Following brain surgery I was just happy to be alive but also scared to death to start a new school looking and feeling the way I did. The ramifications (chronic pain) did not really begin to surface until my Senior year of high school. In the beginning of my search for a cure to my chronic pain doctors put me on many different medications and some were strictly for pain relief. I think I have been prescribed more medications than many of the patients I had as a medical social worker, and that is saying a lot. Honestly if a doctor told me to eat bark off of a tree for the rest of my life I would have done it. Hell, I allowed a surgeon to cut nerve endings off of my face, not once but twice! Point being, people with chronic pain will do most anything to relieve their pain.

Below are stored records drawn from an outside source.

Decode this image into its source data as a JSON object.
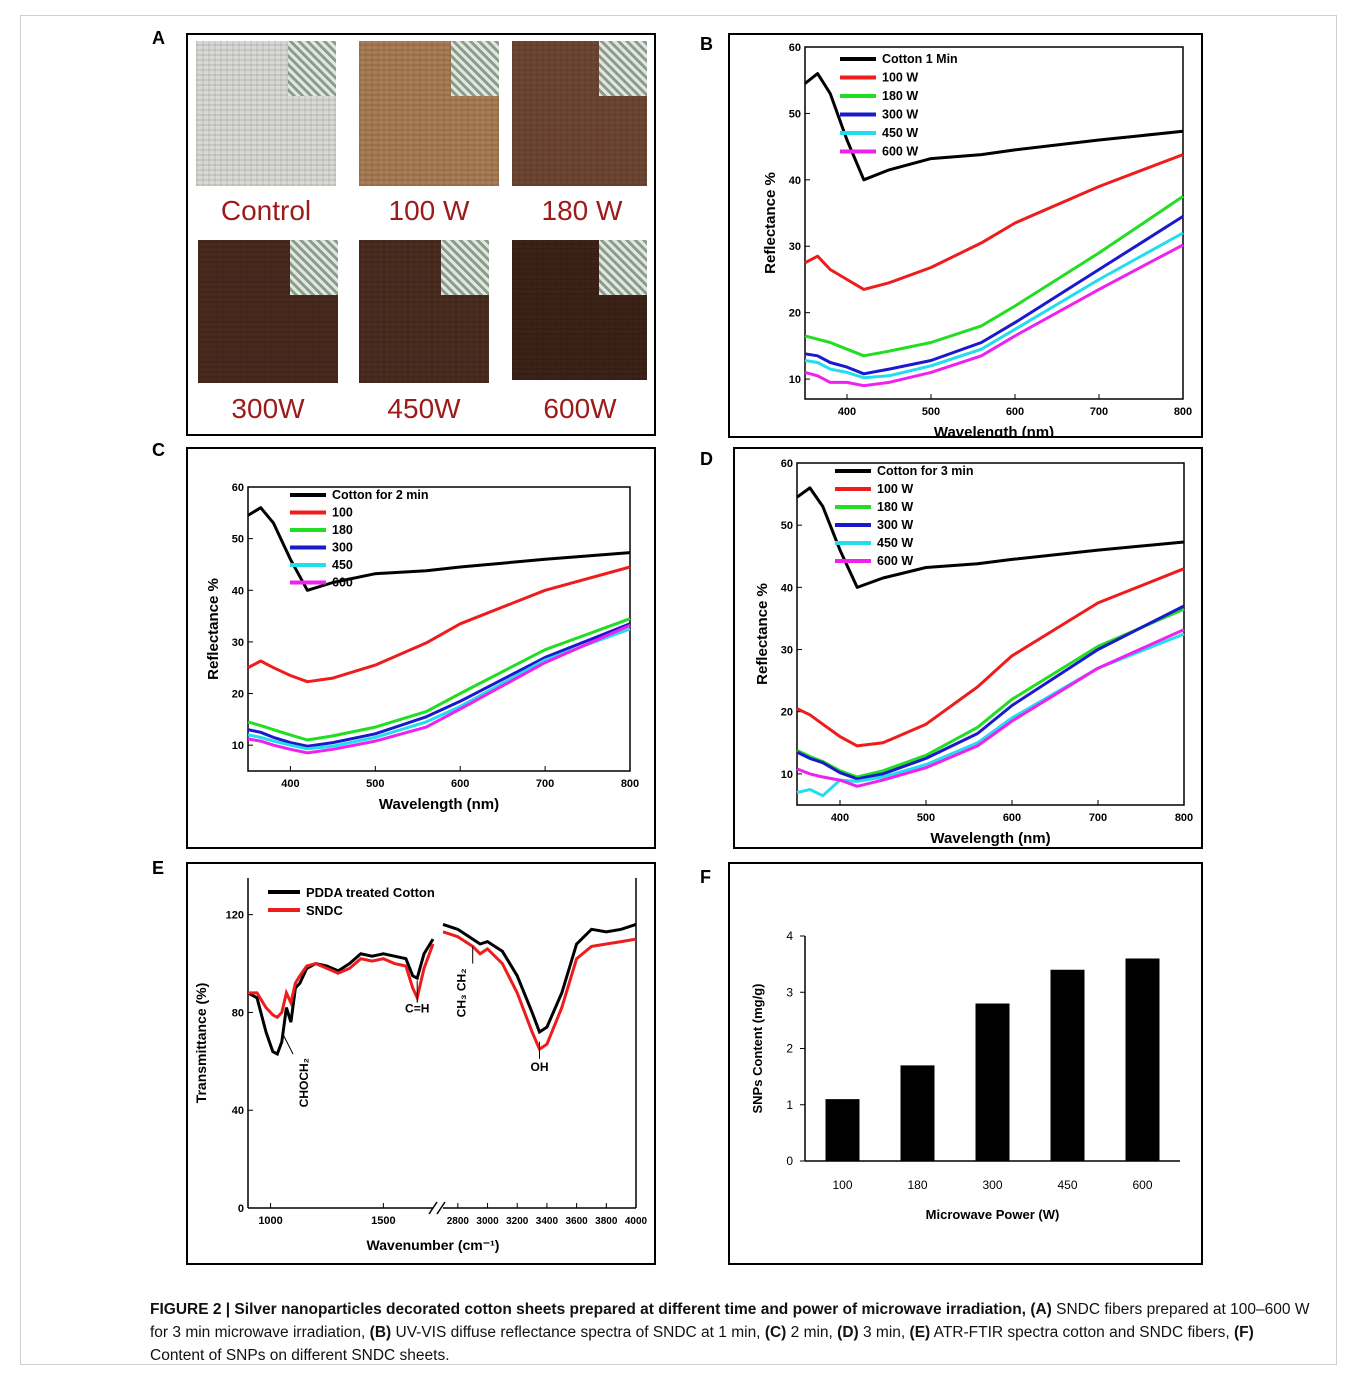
{
  "panel_labels": [
    "A",
    "B",
    "C",
    "D",
    "E",
    "F"
  ],
  "panel_a": {
    "photos": [
      {
        "label": "Control",
        "color": "#d8d8d4"
      },
      {
        "label": "100 W",
        "color": "#a87c55"
      },
      {
        "label": "180 W",
        "color": "#6e4634"
      },
      {
        "label": "300W",
        "color": "#4a2a1e"
      },
      {
        "label": "450W",
        "color": "#4a2c20"
      },
      {
        "label": "600W",
        "color": "#3d2218"
      }
    ]
  },
  "caption": {
    "lead": "FIGURE 2 | Silver nanoparticles decorated cotton sheets prepared at different time and power of microwave irradiation,",
    "a_tag": "(A)",
    "a_text": " SNDC fibers prepared at 100–600 W for 3 min microwave irradiation, ",
    "b_tag": "(B)",
    "b_text": " UV-VIS diffuse reflectance spectra of SNDC at 1 min, ",
    "c_tag": "(C)",
    "c_text": " 2 min, ",
    "d_tag": "(D)",
    "d_text": " 3 min, ",
    "e_tag": "(E)",
    "e_text": " ATR-FTIR spectra cotton and SNDC fibers, ",
    "f_tag": "(F)",
    "f_text": " Content of SNPs on different SNDC sheets."
  },
  "chart_data": [
    {
      "panel": "B",
      "type": "line",
      "xlabel": "Wavelength (nm)",
      "ylabel": "Reflectance %",
      "xlim": [
        350,
        800
      ],
      "ylim": [
        7,
        60
      ],
      "xticks": [
        400,
        500,
        600,
        700,
        800
      ],
      "yticks": [
        10,
        20,
        30,
        40,
        50,
        60
      ],
      "x": [
        350,
        365,
        380,
        400,
        420,
        450,
        500,
        560,
        600,
        700,
        800
      ],
      "series": [
        {
          "name": "Cotton 1 Min",
          "color": "#000000",
          "values": [
            54.5,
            56,
            53,
            46,
            40,
            41.5,
            43.2,
            43.8,
            44.5,
            46,
            47.3
          ]
        },
        {
          "name": "100 W",
          "color": "#ee1c1c",
          "values": [
            27.5,
            28.5,
            26.5,
            25,
            23.5,
            24.5,
            26.8,
            30.5,
            33.5,
            39,
            43.8
          ]
        },
        {
          "name": "180 W",
          "color": "#22dd22",
          "values": [
            16.5,
            16,
            15.5,
            14.5,
            13.5,
            14.2,
            15.5,
            18,
            21,
            29,
            37.5
          ]
        },
        {
          "name": "300 W",
          "color": "#1a1acc",
          "values": [
            13.8,
            13.5,
            12.5,
            11.8,
            10.8,
            11.5,
            12.8,
            15.5,
            18.5,
            26.5,
            34.5
          ]
        },
        {
          "name": "450 W",
          "color": "#22ddee",
          "values": [
            12.8,
            12.5,
            11.5,
            11,
            10.2,
            10.5,
            12,
            14.5,
            17.5,
            25,
            32
          ]
        },
        {
          "name": "600 W",
          "color": "#ee22ee",
          "values": [
            11,
            10.5,
            9.5,
            9.5,
            9,
            9.5,
            11,
            13.5,
            16.5,
            23.5,
            30.2
          ]
        }
      ]
    },
    {
      "panel": "C",
      "type": "line",
      "xlabel": "Wavelength (nm)",
      "ylabel": "Reflectance %",
      "xlim": [
        350,
        800
      ],
      "ylim": [
        5,
        60
      ],
      "xticks": [
        400,
        500,
        600,
        700,
        800
      ],
      "yticks": [
        10,
        20,
        30,
        40,
        50,
        60
      ],
      "x": [
        350,
        365,
        380,
        400,
        420,
        450,
        500,
        560,
        600,
        700,
        800
      ],
      "series": [
        {
          "name": "Cotton for 2 min",
          "color": "#000000",
          "values": [
            54.5,
            56,
            53,
            46,
            40,
            41.5,
            43.2,
            43.8,
            44.5,
            46,
            47.3
          ]
        },
        {
          "name": "100",
          "color": "#ee1c1c",
          "values": [
            25,
            26.3,
            25,
            23.5,
            22.3,
            23,
            25.5,
            29.8,
            33.5,
            40,
            44.5
          ]
        },
        {
          "name": "180",
          "color": "#22dd22",
          "values": [
            14.5,
            13.8,
            13,
            12,
            11,
            11.8,
            13.5,
            16.5,
            20,
            28.5,
            34.5
          ]
        },
        {
          "name": "300",
          "color": "#1a1acc",
          "values": [
            13,
            12.5,
            11.5,
            10.5,
            9.8,
            10.5,
            12.2,
            15.5,
            18.5,
            27,
            33.5
          ]
        },
        {
          "name": "450",
          "color": "#22ddee",
          "values": [
            12,
            11.5,
            10.8,
            10,
            9.3,
            9.8,
            11.5,
            14.5,
            17.5,
            26.5,
            32.5
          ]
        },
        {
          "name": "600",
          "color": "#ee22ee",
          "values": [
            11.2,
            10.8,
            10,
            9.2,
            8.5,
            9.2,
            10.8,
            13.5,
            17,
            26,
            33.2
          ]
        }
      ]
    },
    {
      "panel": "D",
      "type": "line",
      "xlabel": "Wavelength (nm)",
      "ylabel": "Reflectance %",
      "xlim": [
        350,
        800
      ],
      "ylim": [
        5,
        60
      ],
      "xticks": [
        400,
        500,
        600,
        700,
        800
      ],
      "yticks": [
        10,
        20,
        30,
        40,
        50,
        60
      ],
      "x": [
        350,
        365,
        380,
        400,
        420,
        450,
        500,
        560,
        600,
        700,
        800
      ],
      "series": [
        {
          "name": "Cotton for 3 min",
          "color": "#000000",
          "values": [
            54.5,
            56,
            53,
            46,
            40,
            41.5,
            43.2,
            43.8,
            44.5,
            46,
            47.3
          ]
        },
        {
          "name": "100 W",
          "color": "#ee1c1c",
          "values": [
            20.5,
            19.5,
            18,
            16,
            14.5,
            15,
            18,
            24,
            29,
            37.5,
            43
          ]
        },
        {
          "name": "180 W",
          "color": "#22dd22",
          "values": [
            13.8,
            12.8,
            12,
            10.5,
            9.5,
            10.5,
            13,
            17.5,
            22,
            30.5,
            36.5
          ]
        },
        {
          "name": "300 W",
          "color": "#1a1acc",
          "values": [
            13.5,
            12.5,
            11.8,
            10.2,
            9.2,
            10,
            12.5,
            16.5,
            21,
            30,
            37
          ]
        },
        {
          "name": "450 W",
          "color": "#22ddee",
          "values": [
            7,
            7.5,
            6.5,
            9,
            8.8,
            9.5,
            11.5,
            15,
            19,
            27,
            32.5
          ]
        },
        {
          "name": "600 W",
          "color": "#ee22ee",
          "values": [
            10.8,
            10,
            9.5,
            9,
            8,
            9,
            11,
            14.5,
            18.5,
            27,
            33.2
          ]
        }
      ]
    },
    {
      "panel": "E",
      "type": "line",
      "xlabel": "Wavenumber (cm⁻¹)",
      "ylabel": "Transmittance (%)",
      "ylim": [
        0,
        135
      ],
      "yticks": [
        0,
        40,
        80,
        120
      ],
      "xticks_left": [
        1000,
        1500
      ],
      "xticks_right": [
        2800,
        3000,
        3200,
        3400,
        3600,
        3800,
        4000
      ],
      "annotations": [
        "CHOCH₂",
        "C=H",
        "CH₃ CH₂",
        "OH"
      ],
      "series": [
        {
          "name": "PDDA treated Cotton",
          "color": "#000000",
          "left_x": [
            900,
            940,
            980,
            1010,
            1030,
            1050,
            1070,
            1090,
            1110,
            1130,
            1160,
            1200,
            1250,
            1300,
            1350,
            1400,
            1450,
            1500,
            1550,
            1600,
            1630,
            1650,
            1680,
            1720
          ],
          "left_y": [
            88,
            86,
            72,
            64,
            63,
            68,
            82,
            76,
            90,
            92,
            98,
            100,
            99,
            97,
            100,
            104,
            103,
            104,
            103,
            102,
            95,
            94,
            104,
            110
          ],
          "right_x": [
            2700,
            2800,
            2900,
            2950,
            3000,
            3100,
            3200,
            3300,
            3350,
            3400,
            3500,
            3600,
            3700,
            3800,
            3900,
            4000
          ],
          "right_y": [
            116,
            114,
            110,
            108,
            109,
            105,
            95,
            80,
            72,
            74,
            88,
            108,
            114,
            113,
            114,
            116
          ]
        },
        {
          "name": "SNDC",
          "color": "#ee1c1c",
          "left_x": [
            900,
            940,
            980,
            1010,
            1030,
            1050,
            1070,
            1090,
            1110,
            1130,
            1160,
            1200,
            1250,
            1300,
            1350,
            1400,
            1450,
            1500,
            1550,
            1600,
            1630,
            1650,
            1680,
            1720
          ],
          "left_y": [
            88,
            88,
            82,
            79,
            78,
            80,
            88,
            84,
            92,
            95,
            99,
            100,
            98,
            96,
            98,
            102,
            101,
            102,
            100,
            99,
            90,
            86,
            98,
            108
          ],
          "right_x": [
            2700,
            2800,
            2900,
            2950,
            3000,
            3100,
            3200,
            3300,
            3350,
            3400,
            3500,
            3600,
            3700,
            3800,
            3900,
            4000
          ],
          "right_y": [
            113,
            111,
            107,
            104,
            106,
            100,
            88,
            72,
            65,
            67,
            82,
            102,
            107,
            108,
            109,
            110
          ]
        }
      ]
    },
    {
      "panel": "F",
      "type": "bar",
      "xlabel": "Microwave Power (W)",
      "ylabel": "SNPs Content (mg/g)",
      "ylim": [
        0,
        4
      ],
      "yticks": [
        0,
        1,
        2,
        3,
        4
      ],
      "categories": [
        "100",
        "180",
        "300",
        "450",
        "600"
      ],
      "values": [
        1.1,
        1.7,
        2.8,
        3.4,
        3.6
      ],
      "color": "#000000"
    }
  ]
}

Pain medication such as Percocet can be amazing for people with chronic pain, until it isn’t. I remember being prescribed Percocet and taking the pill and thinking: “Holy shit! This works!!!! I can live again!” Then after the pill wore off I would take another one. Once the second pill wore off I would take another one and so on and so on. The longer one is on a pain medication the more he or she needs in order to get the same relief. Then one day you wake up and you are freaking out because you are almost out of medication and your next appointment is not for two weeks. Then your anxiety is so high you cannot tell what is worse….the pain or the anxiety? If you have chronic pain, you know exactly what I am talking about. It is hell!!!!! Once you reach the maximum dose (or even higher) then is FDA approved it is extremely hard to function and live any life at all. One (like myself) begins focusing solely on pain medication and the relief it can give. That is the main reason I no longer take anything for chronic pain. I could not live like that any longer, especially as a mother. I was taking pain medication and yet my pain was worse than it is now without the medication. This is not a coincidence.
The second reason I no longer take pain medication is because taking something for chronic pain only reminds me that I have chronic pain. As my readers know I work my ass off to train my brain to not think about pain. That could be a mantra (it rhymes!.) How can I not think about pain if I am reaching into a pill box for pain medication. Each pill is just another reminder that I have chronic pain. Since I no longer take pain medication, I can truly work on mindfulness and using that mantra I just came up with. Train your brain to not think about pain.
If you are taking medication for chronic pain and do not want to, you can do it! I am living, breathing proof. The quote that truly got me to never take pain medication again was: “A year from now you will wish you started today.” But, like anything else it is a process and does not happen overnight. People have to be truly ready to stop looking for a cure and stop taking pain medication. If someone told me years ago to give up the one thing I thought was helping me I may have screamed my head off. However, it can be done and trust me living with chronic pain without pain medication is priceless. I cannot express how much healthier and happier I am. The greatest part is that since I no longer take anything for pain relief, my pain levels have gone down dramatically.